The firm is part owned by Capital Constellation, a GP seeding JV between the Alaska Permanent Fund, RPMI Railpen and Wafra, which acquired a minority stake in 2018.

Ara Partners, a Houston-based firm targeting business that help to reduce carbon emissions, expects to have raised more than three-quarters of its latest fund by the end of this month.

The Houston-based firm is targeting $650 million for Ara Fund II – its sophomore growth equity and buyout fund – according to a source with knowledge of the matter. It is expected to hold a first close on $500 million on 31 March, the source said.

A spokesman for Ara did not return requests for comment.

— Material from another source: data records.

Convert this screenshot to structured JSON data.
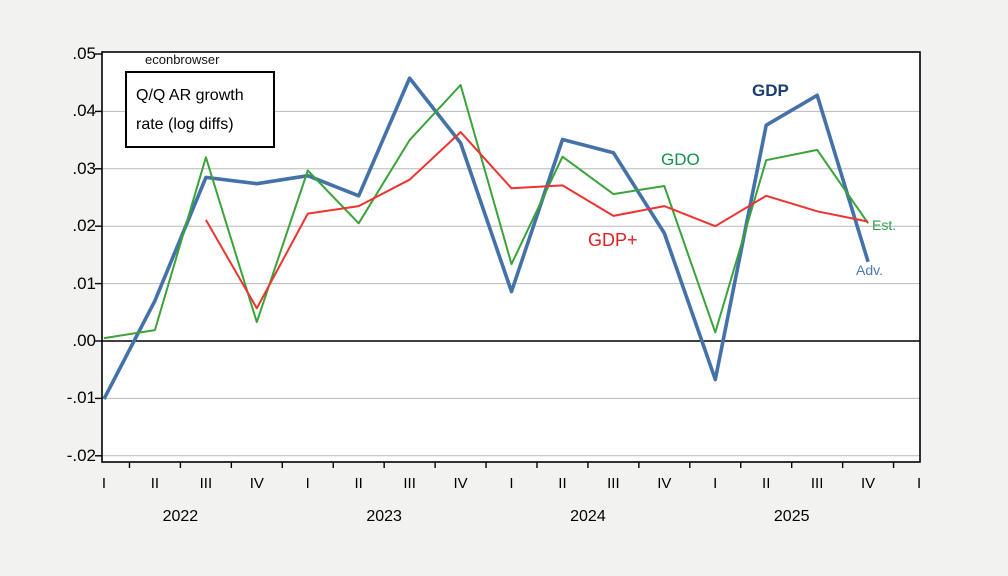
{
  "watermark": "econbrowser",
  "note_box": {
    "line1": "Q/Q AR growth",
    "line2": "rate (log diffs)"
  },
  "chart_data": {
    "type": "line",
    "title": "Q/Q AR growth rate (log diffs)",
    "xlabel": "",
    "ylabel": "",
    "x_quarter_labels": [
      "I",
      "II",
      "III",
      "IV",
      "I",
      "II",
      "III",
      "IV",
      "I",
      "II",
      "III",
      "IV",
      "I",
      "II",
      "III",
      "IV",
      "I"
    ],
    "year_labels": [
      "2022",
      "2023",
      "2024",
      "2025"
    ],
    "y_tick_labels": [
      ".05",
      ".04",
      ".03",
      ".02",
      ".01",
      ".00",
      "-.01",
      "-.02"
    ],
    "y_tick_values": [
      0.05,
      0.04,
      0.03,
      0.02,
      0.01,
      0.0,
      -0.01,
      -0.02
    ],
    "ylim": [
      -0.021,
      0.0505
    ],
    "grid_values": [
      0.04,
      0.03,
      0.02,
      0.01,
      -0.01,
      -0.02
    ],
    "zero_line_value": 0.0,
    "legend_position": "inline-annotations",
    "grid": true,
    "colors": {
      "background": "#f2f3f1",
      "plot_background": "#ffffff",
      "gridline": "#b9b9b9",
      "axis": "#000000"
    },
    "series": [
      {
        "name": "GDP",
        "color": "#4472a8",
        "width": 3.6,
        "values": [
          -0.0101,
          0.007,
          0.0285,
          0.0274,
          0.0288,
          0.0253,
          0.0458,
          0.0345,
          0.0086,
          0.0351,
          0.0328,
          0.0188,
          -0.0067,
          0.0376,
          0.0428,
          0.0138
        ]
      },
      {
        "name": "GDO",
        "color": "#3aa33a",
        "width": 2,
        "values": [
          0.0005,
          0.0019,
          0.032,
          0.0033,
          0.0297,
          0.0205,
          0.035,
          0.0446,
          0.0134,
          0.0321,
          0.0256,
          0.027,
          0.0015,
          0.0315,
          0.0333,
          0.0205
        ]
      },
      {
        "name": "GDP+",
        "color": "#ee3330",
        "width": 2,
        "values": [
          null,
          null,
          0.0211,
          0.0057,
          0.0222,
          0.0235,
          0.0281,
          0.0364,
          0.0266,
          0.0271,
          0.0218,
          0.0235,
          0.02,
          0.0253,
          0.0226,
          0.0208
        ]
      }
    ],
    "annotations": [
      {
        "id": "gdp",
        "text": "GDP",
        "color": "#1c3e6d"
      },
      {
        "id": "gdo",
        "text": "GDO",
        "color": "#12904f"
      },
      {
        "id": "gdpplus",
        "text": "GDP+",
        "color": "#e02020"
      },
      {
        "id": "est",
        "text": "Est.",
        "color": "#2f9e4e"
      },
      {
        "id": "adv",
        "text": "Adv.",
        "color": "#4a7ab5"
      }
    ]
  }
}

Ara was launched in 2017 by Charles Cherington, a former managing partner at US energy firm Intervale Capital, and Troy Thacker, a former founding partner at agribusiness firm Paine Schwartz Partners. The firm invests across the industrial and manufacturing; chemicals and materials; green fuels; and food and agriculture sectors.

Its portfolio includes Puraglobe, a producer of motor oils that help mitigate carbon emissions; plastics recycling business Circulus; and Path, an industrial services platform that cleans storage tanks.

Ara is part owned by Capital Constellation, a GP seeding joint venture between the Alaska Permanent Fund Corporation, RPMI Railpen and Wafra, which acquired a minority stake in 2018, per a statement.

The firm raised $400 million against a $500 million target for its 2018-vintage Ara Fund I, according to PEI data. It held a final close in May last year.

The WSJ first reported on Ara Partners’ Fund II launch on Thursday.

Low-carbon strategies are becoming increasingly commonplace across the private markets, with much of the progress driven by LPs. Last year, the California State Teachers’ Retirement System teamed up with Japan’s Government Pension Investment Fund and the UK’s USS Investment Management to call for enhanced disclosures under the framework of the Task Force on Climate-related Financial Disclosure.

Some 35 institutional investors, representing $5.5 trillion in assets, have signed up to the UN’s Net-Zero Asset Owner Alliance, which pledges to reduce their portfolio carbon footprint to net-zero greenhouse gas emissions by 2050. The California Public Employees’ Retirement System, Allianz and Caisse de dépôt et placement du Québec are among the signatories.